Conforme a Associação dos Arquivistas da Bahia (Aaba), outra que tem se manifestado acerca do assunto, uma eventual mudança de lugar do acervo exigiria um planejamento estratégico de restauração, cuja elaboração pode durar bastante tempo. “Uma folhinha de papel pode levar um mês ou mais para ser restaurada. São materiais caríssimos os materiais de fazer restauração de documento”, explica a presidente da Aaba, Leide Mota. “Por isso que, na lei, fala que a gente precisa conservar o documento, para não precisar restaurar. É igual à medicina: você previne, para que o paciente não fique doente, porque o custo é mais alto”, acrescenta.
Foi exatamente isso o que determinou, em novembro do ano passado, o Ministério Público estadual (MP-BA) à Fundação Pedro Calmon, gestora do Arquivo Público. A autarquia, vinculada à Secretaria de Cultura (SecultBA), teve 60 dias para apresentar um plano de salvaguarda e remoção do acervo, mas não o fez. No último dia 7, uma audiência pública para debater a situação do Apeb com autoridades públicas, associações e cidadãos e que aconteceria na terça-feira passada (11) foi remarcada pelo MP-BA para 22 de novembro, às 14h, na sede no bairro de Nazaré. Ao contrário do que pensavam as entidades mobilizadas, porém, o leilão foi mantido na mesma data, 17.
O que dizem a legislação e o Iphan
O Solar da Quinta é tombado pelo Patrimônio Histórico e Artístico Nacional (Iphan) desde 1949. Um artigo do Decreto-lei número 25, de 1937, proíbe a venda de bens públicos dos entes federativos — União, estados e municípios — e que estão tombados, a menos que estes sejam repassados a outros entes federativos.

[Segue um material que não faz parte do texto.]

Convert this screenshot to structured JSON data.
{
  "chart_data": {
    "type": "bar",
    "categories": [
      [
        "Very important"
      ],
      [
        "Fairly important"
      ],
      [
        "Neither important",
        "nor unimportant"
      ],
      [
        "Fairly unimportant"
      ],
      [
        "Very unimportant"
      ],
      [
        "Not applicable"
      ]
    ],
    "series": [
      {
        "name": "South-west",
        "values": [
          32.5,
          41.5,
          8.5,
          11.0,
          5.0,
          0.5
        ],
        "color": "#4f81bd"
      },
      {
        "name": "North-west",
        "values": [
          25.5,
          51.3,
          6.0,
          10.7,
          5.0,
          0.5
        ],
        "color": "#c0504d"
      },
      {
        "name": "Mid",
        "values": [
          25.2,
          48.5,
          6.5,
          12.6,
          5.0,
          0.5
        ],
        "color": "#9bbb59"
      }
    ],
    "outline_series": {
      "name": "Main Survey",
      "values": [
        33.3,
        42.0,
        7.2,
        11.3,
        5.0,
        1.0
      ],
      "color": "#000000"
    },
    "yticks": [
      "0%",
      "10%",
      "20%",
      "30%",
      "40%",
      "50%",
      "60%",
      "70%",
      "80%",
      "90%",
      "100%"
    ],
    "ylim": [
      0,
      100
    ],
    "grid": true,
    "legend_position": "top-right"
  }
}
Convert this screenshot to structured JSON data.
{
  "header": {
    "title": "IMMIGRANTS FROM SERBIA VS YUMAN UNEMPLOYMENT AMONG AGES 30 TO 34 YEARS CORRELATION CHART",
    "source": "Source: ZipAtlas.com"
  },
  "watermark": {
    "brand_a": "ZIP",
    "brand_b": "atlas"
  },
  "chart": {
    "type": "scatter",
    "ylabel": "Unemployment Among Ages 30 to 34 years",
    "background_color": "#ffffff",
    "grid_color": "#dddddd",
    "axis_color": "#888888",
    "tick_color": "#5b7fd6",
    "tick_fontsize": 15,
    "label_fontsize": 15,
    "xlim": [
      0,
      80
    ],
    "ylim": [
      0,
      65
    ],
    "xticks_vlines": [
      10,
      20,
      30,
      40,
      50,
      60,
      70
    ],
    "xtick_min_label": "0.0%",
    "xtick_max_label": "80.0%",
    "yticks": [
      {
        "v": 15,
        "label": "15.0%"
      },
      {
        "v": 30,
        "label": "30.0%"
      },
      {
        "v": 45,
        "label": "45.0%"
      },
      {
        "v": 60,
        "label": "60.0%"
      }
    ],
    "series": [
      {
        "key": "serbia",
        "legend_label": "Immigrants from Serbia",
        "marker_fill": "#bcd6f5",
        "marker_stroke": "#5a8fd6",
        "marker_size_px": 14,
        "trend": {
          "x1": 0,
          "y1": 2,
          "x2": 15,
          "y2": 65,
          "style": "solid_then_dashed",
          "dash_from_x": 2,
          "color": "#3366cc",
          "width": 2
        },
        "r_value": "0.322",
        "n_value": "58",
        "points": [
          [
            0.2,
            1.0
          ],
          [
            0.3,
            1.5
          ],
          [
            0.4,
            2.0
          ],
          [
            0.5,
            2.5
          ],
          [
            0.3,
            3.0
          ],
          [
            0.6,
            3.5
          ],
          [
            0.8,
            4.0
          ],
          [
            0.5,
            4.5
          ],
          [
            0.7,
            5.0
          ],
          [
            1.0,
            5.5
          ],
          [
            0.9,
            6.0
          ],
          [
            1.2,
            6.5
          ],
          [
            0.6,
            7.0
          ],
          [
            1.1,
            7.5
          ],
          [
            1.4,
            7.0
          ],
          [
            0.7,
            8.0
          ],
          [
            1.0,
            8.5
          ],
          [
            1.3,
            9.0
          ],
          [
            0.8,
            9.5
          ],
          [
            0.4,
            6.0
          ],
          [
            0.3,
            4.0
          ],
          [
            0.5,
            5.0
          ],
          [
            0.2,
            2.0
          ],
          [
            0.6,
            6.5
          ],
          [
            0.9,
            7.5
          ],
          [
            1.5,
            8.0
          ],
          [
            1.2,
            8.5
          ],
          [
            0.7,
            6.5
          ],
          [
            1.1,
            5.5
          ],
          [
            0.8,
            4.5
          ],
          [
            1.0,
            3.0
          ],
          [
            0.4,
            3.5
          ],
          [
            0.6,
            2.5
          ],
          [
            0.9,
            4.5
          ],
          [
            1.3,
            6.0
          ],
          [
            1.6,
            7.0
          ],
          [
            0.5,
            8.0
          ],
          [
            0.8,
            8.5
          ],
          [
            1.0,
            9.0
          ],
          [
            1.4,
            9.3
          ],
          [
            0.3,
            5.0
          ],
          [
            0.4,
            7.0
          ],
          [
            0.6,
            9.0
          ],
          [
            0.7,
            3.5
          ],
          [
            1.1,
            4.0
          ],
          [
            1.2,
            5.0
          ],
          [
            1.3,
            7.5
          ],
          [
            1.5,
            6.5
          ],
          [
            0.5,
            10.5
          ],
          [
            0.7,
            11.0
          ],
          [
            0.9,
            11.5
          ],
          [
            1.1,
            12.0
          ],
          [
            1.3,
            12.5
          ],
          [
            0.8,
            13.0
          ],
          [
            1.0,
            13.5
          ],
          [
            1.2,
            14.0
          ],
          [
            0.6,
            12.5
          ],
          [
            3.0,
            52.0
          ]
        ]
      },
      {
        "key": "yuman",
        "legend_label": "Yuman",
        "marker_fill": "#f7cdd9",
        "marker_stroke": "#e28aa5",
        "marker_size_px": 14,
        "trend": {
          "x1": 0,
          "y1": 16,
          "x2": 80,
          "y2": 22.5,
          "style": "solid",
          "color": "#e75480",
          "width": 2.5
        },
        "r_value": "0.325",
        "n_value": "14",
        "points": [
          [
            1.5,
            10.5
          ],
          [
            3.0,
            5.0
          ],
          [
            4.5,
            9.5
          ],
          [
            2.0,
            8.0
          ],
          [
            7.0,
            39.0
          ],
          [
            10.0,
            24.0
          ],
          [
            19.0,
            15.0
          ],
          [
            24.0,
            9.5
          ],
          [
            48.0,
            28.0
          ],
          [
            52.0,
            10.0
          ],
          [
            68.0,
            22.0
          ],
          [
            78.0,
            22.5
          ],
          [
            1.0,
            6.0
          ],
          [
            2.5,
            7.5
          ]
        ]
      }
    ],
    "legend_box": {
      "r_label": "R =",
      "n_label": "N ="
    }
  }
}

Segundo o advogado Alexandre Medeiros, especialista em Direito Público, o fato de o imóvel em questão não ser pertencente diretamente ao Estado da Bahia, e sim a uma entidade de sua administração indireta, não muda isso.
“Há entendimento doutrinário no sentido de que a proibição de alienação deve alcançar todos os bens públicos pertencentes ao Estado, abrangendo até os bens das empresas estatais quando afetada a prestação de serviços públicos”, esclarece Medeiros. Ainda de acordo com ele, “entende-se que a vedação de alienação está em conformidade com a previsão constitucional que estabelece ser competência comum do Poder Público ‘impedir a evasão, a destruição e a descaracterização de obras de arte e de outros bens de valor histórico, artístico ou cultural’”, conclui.
Procurada pela reportagem, a Superintendência do Iphan na Bahia respondeu que, “por força de Lei, não cabe ao Iphan questionar ou impugnar o eventual leilão judicial do bem tombado”. Além disso, amparada no mesmo Decreto-lei citado anteriormente, afirmou que os efeitos do tombamento do Solar permanecerão em vigor caso seja validado o leilão do imóvel, já que o tombamento incide sobre a edificação, e não sobre o Arquivo Público. Com uma eventual validação, o Iphan precisaria ser comunicado apenas para atualizar os dados referentes ao novo proprietário.